Windows 11 is the latest major release of Microsoft‘s Windows NT operating system, released in October 2021. It is a free upgrade to its predecessor, Windows 10 (2015), available for any Windows 10 devices that meet the new Windows 11 system requirements.
Windows 11 features major changes to the Windows shell influenced by the canceled Windows 10X, including a redesigned Start menu, the replacement of its “live tiles” with a separate “Widgets” panel on the taskbar, the ability to create tiled sets of windows that can be minimized and restored from the taskbar as a group, and new gaming technologies inherited from Xbox Series X and Series S such as Auto HDR and DirectStorage on compatible hardware. Internet Explorer (IE) has been replaced by the Chromium-based Microsoft Edge as the default web browser like its predecessor, Windows 10, and Microsoft Teams is integrated into the Windows shell. Microsoft also announced plans to allow more flexibility in software that can be distributed via Microsoft Store, and to support Android apps on Windows 11 (including a partnership with Amazon to make its app store available for the function).
Citing security considerations, the system requirements for Windows 11 were increased over Windows 10. Microsoft only officially supports the operating system on devices using an eighth-generation Intel Core CPU or newer (with some minor exceptions), AMD Ryzen CPU based on Zen+ microarchitecture or newer, or a Qualcomm Snapdragon 850 ARM system-on-chip or newer, with UEFI secure boot and Trusted Platform Module (TPM) 2.0 supported and enabled (although Microsoft may provide exceptions to the TPM 2.0 requirement for OEMs). While the OS can be installed on unsupported processors, Microsoft does not guarantee the availability of updates. Windows 11 removed support for 32-bit x86 CPUs and devices which use BIOS firmware.

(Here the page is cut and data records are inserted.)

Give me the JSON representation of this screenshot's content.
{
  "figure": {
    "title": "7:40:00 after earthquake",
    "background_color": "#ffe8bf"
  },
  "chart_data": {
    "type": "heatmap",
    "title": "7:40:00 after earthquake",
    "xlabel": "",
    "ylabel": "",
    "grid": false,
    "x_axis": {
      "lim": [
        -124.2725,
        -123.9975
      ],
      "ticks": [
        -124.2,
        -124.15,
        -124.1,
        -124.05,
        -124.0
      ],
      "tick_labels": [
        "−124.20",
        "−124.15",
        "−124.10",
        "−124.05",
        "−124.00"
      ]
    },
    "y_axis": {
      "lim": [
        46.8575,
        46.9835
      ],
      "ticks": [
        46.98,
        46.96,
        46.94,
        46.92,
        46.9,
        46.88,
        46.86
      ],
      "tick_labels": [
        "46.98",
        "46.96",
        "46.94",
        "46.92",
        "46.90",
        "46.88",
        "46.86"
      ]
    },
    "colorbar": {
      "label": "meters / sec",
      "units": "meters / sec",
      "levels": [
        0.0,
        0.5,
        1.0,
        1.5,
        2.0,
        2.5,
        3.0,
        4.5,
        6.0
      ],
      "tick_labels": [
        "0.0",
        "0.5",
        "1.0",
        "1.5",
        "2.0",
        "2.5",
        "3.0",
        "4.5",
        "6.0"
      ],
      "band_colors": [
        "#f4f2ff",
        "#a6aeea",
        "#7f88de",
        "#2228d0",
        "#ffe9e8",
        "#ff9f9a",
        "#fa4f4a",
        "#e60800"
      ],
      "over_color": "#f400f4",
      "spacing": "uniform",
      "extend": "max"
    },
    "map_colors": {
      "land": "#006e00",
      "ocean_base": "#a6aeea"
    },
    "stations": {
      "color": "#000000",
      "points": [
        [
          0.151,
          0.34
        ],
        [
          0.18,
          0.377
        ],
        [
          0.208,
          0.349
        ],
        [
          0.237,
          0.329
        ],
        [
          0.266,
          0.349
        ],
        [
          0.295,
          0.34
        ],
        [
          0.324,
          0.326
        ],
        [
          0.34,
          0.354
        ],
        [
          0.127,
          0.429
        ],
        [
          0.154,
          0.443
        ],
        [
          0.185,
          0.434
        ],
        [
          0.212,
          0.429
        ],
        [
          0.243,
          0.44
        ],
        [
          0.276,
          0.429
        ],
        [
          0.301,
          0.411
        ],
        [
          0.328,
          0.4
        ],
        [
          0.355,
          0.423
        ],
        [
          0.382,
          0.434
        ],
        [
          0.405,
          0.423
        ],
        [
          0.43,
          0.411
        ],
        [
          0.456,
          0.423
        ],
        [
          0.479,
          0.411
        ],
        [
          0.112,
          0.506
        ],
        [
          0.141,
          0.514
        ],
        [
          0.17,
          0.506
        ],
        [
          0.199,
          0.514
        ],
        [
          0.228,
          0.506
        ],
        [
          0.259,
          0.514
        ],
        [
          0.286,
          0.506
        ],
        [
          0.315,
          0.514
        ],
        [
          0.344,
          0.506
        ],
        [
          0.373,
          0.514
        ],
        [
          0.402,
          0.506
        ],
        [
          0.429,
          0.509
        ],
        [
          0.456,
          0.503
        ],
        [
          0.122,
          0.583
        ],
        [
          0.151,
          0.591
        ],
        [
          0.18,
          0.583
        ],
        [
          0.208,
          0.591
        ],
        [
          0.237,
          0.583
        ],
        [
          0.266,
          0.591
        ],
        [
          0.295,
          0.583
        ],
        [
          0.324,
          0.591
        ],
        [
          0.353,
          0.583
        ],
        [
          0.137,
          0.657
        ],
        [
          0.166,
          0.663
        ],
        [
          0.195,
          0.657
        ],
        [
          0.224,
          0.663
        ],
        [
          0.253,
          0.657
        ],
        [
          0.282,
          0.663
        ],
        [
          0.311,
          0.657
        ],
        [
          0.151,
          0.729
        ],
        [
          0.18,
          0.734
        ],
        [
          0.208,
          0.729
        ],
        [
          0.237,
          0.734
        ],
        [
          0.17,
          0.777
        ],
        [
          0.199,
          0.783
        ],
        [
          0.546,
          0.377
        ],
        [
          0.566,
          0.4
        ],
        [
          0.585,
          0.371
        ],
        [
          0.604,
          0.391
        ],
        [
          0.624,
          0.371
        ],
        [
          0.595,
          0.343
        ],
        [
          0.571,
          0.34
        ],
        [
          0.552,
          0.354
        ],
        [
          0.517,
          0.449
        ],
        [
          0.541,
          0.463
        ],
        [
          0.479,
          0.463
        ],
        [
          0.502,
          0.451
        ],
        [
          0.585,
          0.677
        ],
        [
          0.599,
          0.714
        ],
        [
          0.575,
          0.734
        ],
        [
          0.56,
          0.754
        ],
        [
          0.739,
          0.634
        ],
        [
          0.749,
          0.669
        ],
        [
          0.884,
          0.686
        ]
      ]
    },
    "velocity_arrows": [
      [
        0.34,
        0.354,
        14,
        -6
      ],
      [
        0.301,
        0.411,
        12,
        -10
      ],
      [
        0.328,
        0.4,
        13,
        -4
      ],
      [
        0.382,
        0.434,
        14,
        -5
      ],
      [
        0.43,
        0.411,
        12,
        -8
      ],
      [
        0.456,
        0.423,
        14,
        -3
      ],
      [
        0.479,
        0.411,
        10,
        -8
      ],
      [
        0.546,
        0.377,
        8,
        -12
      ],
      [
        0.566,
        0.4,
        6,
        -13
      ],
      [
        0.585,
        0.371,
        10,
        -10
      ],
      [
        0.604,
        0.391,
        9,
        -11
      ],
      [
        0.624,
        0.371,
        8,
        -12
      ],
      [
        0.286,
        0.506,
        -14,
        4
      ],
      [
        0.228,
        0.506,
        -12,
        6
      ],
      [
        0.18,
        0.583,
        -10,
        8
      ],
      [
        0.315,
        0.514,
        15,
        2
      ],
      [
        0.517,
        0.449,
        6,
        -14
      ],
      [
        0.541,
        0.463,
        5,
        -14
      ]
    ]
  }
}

Windows 11 has received a widely polarized reception. Pre-release coverage of the operating system focused on its stricter hardware requirements, with discussions over whether they were legitimately intended to improve the security of Windows or as a ploy to upsell users to newer devices, and over e-waste associated with the changes. Upon release, it was praised for its improved visual design, window management, and a stronger focus on security, but was criticized for various modifications to aspects of its user interface which were seen as worse than its predecessor. As of May 2022, Windows 11 is the 2nd most popular Windows edition on Windows PCs in the United States, at 11%, and some other countries (also 2nd in North America as a whole and Oceania/Australia), while globally it remains 3rd on average (and in some countries 4th) after Windows 7, and also far behind Windows 10, which stands at 77% in the United States. Across all platforms, Windows 11 runs on a share of 2.6% of PCs.